Jobim: obra na pista principal de Cumbica começa em setembro

As obras de recuperação da pista principal do Aeroporto de Cumbica, em Guarulhos, serão iniciadas em setembro, conforme anunciou ontem o ministro da Defesa, Nelson Jobim, durante depoimento à CPI do Apagão Aéreo, no Senado. Os trabalhos vão começar por uma das cabeceiras e depois passarão para a outra, sempre com interdição parcial da pista.
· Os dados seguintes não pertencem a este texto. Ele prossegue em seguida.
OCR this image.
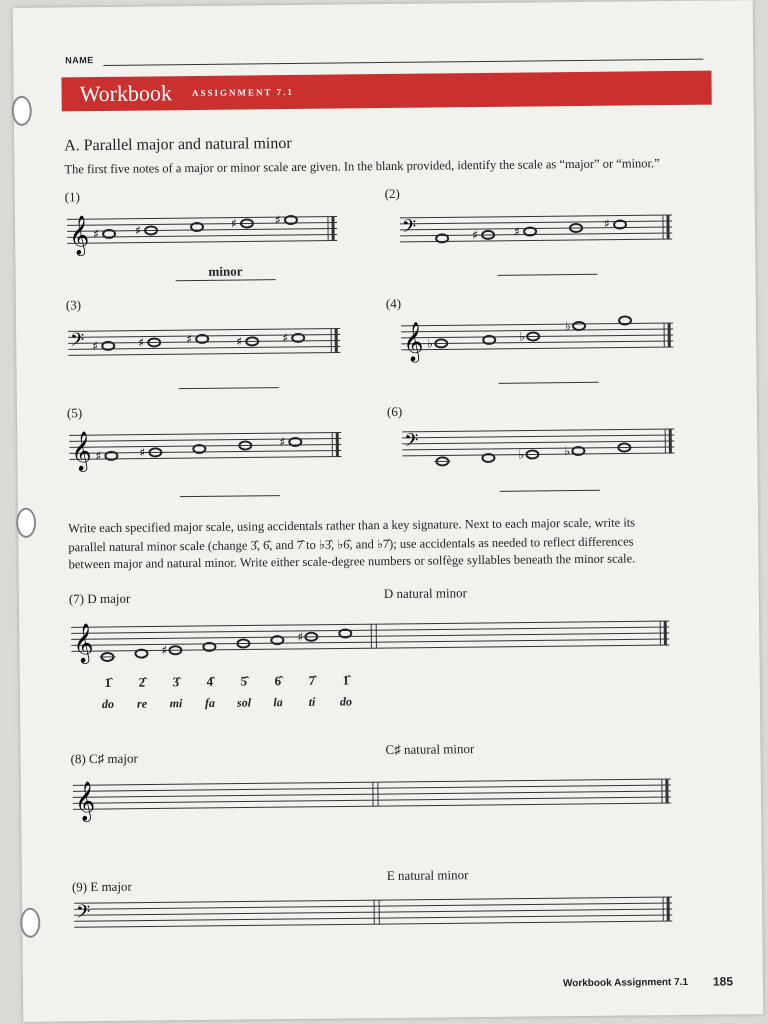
NAME
Workbook ASSIGNMENT 7.1
A. Parallel major and natural minor
The first five notes of a major or minor scale are given. In the blank provided, identify the scale as “major” or “minor.”
(1)	(2)
(3)	(4)
(5)	(6)
𝄞 ♯	♯	♯	♯
minor
𝄢	♯	♯
♯
𝄢 ♯	♯	♯	♯	♯	𝄞 ♭	♭
♭
𝄞 ♯	♯
♯	𝄢	♭	♭
Write each specified major scale, using accidentals rather than a key signature. Next to each major scale, write its
parallel natural minor scale (change 3̂, 6̂, and 7̂ to ♭3̂, ♭6̂, and ♭7̂); use accidentals as needed to reflect differences
between major and natural minor. Write either scale-degree numbers or solfège syllables beneath the minor scale.
(7) D major	D natural minor
𝄞	♯
♯
1̂	2̂	3̂	4̂	5̂	6̂	7̂	1̂
do	re	mi	fa	sol	la	ti	do
(8) C♯ major
C♯ natural minor
𝄞
(9) E major
E natural minor
𝄢
Workbook Assignment 7.1 185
Só em janeiro, quando as duas pontas estiverem recuperadas, os 1.400 metros do meio da pista serão consertados, com o fechamento completo, em janeiro e fevereiro de 2008. Com isso, o final das obras que estava previsto para março, foi antecipado para fevereiro. Nos dois meses em que a pista principal de Cumbica ficar fechada, 21 freqüências de vôos e decolagens serão transferidas para o Aeroporto de Viracopos, em Campinas. Até o fim de agosto, a Infraero deverá ter concluído as obras de ampliação do terminal de passageiros de Viracopos, que, atualmente, recebe 840 pousos e decolagens, mas tem disponibilidade para receber mais 763. A primeira interdição, de setembro a outubro, será de 1.700 metros. Em novembro e dezembro, será fechada a outra extremidade, com 1.400 metros. Em janeiro, o meio da pista e a área de escape serão recuperados. A obra envolverá toda a recuperação da pista e aplicação de grooving (ranhuras que evitam o acúmulo de água), além da instalação de novos ILS, equipamento que permitem pousos e decolagens com mau tempo. O ministro disse que está conversando com o governador de São Paulo, José Serra, sobre a necessidade de construção de ligações expressas entre São Paulo e Guarulhos e São Paulo e Campinas, já que os aeroportos passarão a ser mais usados. As obras, reconheceu o ministro, não são de curto prazo. Jobim defendeu ainda a construção de um trem como o que ligava Rio e São Paulo. Ele anunciou que já conversou com a ministra da Casa Civil, Dilma Rousseff, sobre a necessidade de liberar mais recursos do Programa de Aceleração do Crescimento (PAC) para a infra-estrutura de aeroportos. Já estão autorizados R$ 3 bilhões.